In fact, there is currently a lot of similarity in the regulatory environment on either side of the Atlantic, but there are some risks of divergence.
Governments are alert to the need and are active in the development of regulation in the automotive sector.
Currently, it is a common regulation that requires a human driver to be able to take over if necessary, but this will likely become inappropriate in the future and does not affect the research endeavours identified.
Overall, although it is likely that there will be different regulatory requirements between the United Kingdom, EU and United States, they are unlikely to be of a nature to affect the research agenda put forth in this chapter or to have a significant impact on the research carried out in TCPS, with the exception of operational paradigms
7. Opportunities for collaboration
- It had been predetermined that the most prominent opportunities for collaboration were in modelling and simulation for CPS and the following seven research themes were identified:
- CPS test beds
- Inclusion of human factors in modelling and simulation for CPS
- Open framework for model interoperability
- Incorporation of security architectural features into models for CPS
- Combining formal verification and simulation technology
- An evolutionary approach to testing and evaluation of adaptive/resilient CPS
- Big data analytics modelling via machine learning
8. Conclusions
There is a huge amount of research being conducted worldwide into CPS, and TCPS receives significant attention as an underpinning aspect of the development of smart cities.
This review has necessarily considered a very narrow set of references and has been mostly focused on automotive transport, with only a few comments on air and maritime vehicles.

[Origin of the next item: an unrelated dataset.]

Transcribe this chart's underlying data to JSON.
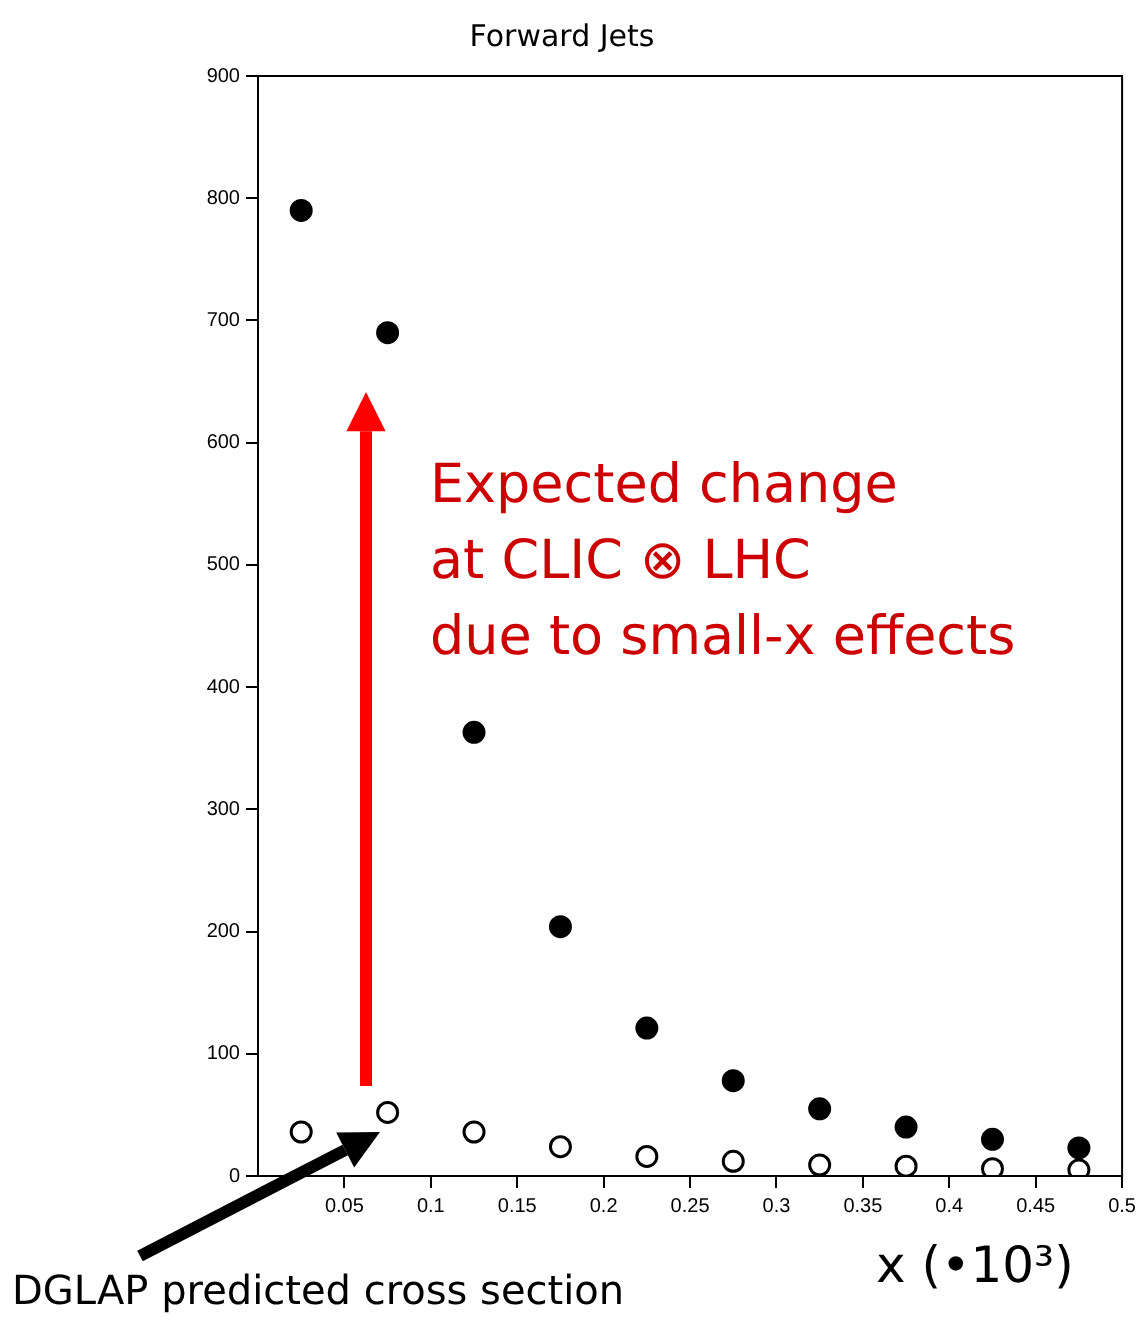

It has considered infrastructure aspects very slightly and ignored space assets entirely, even though they are an essential capability to enable many aspects of TCPS.
There has been much speculation about the operational structure of future mobility; new structures will undoubtedly arise because of CPS and it is by no means certain that universal structures will emerge.
The research challenges identified herein will be relevant to any future structure; however, the specific implementation of research outputs could be very different, depending on the TCPS models adopted.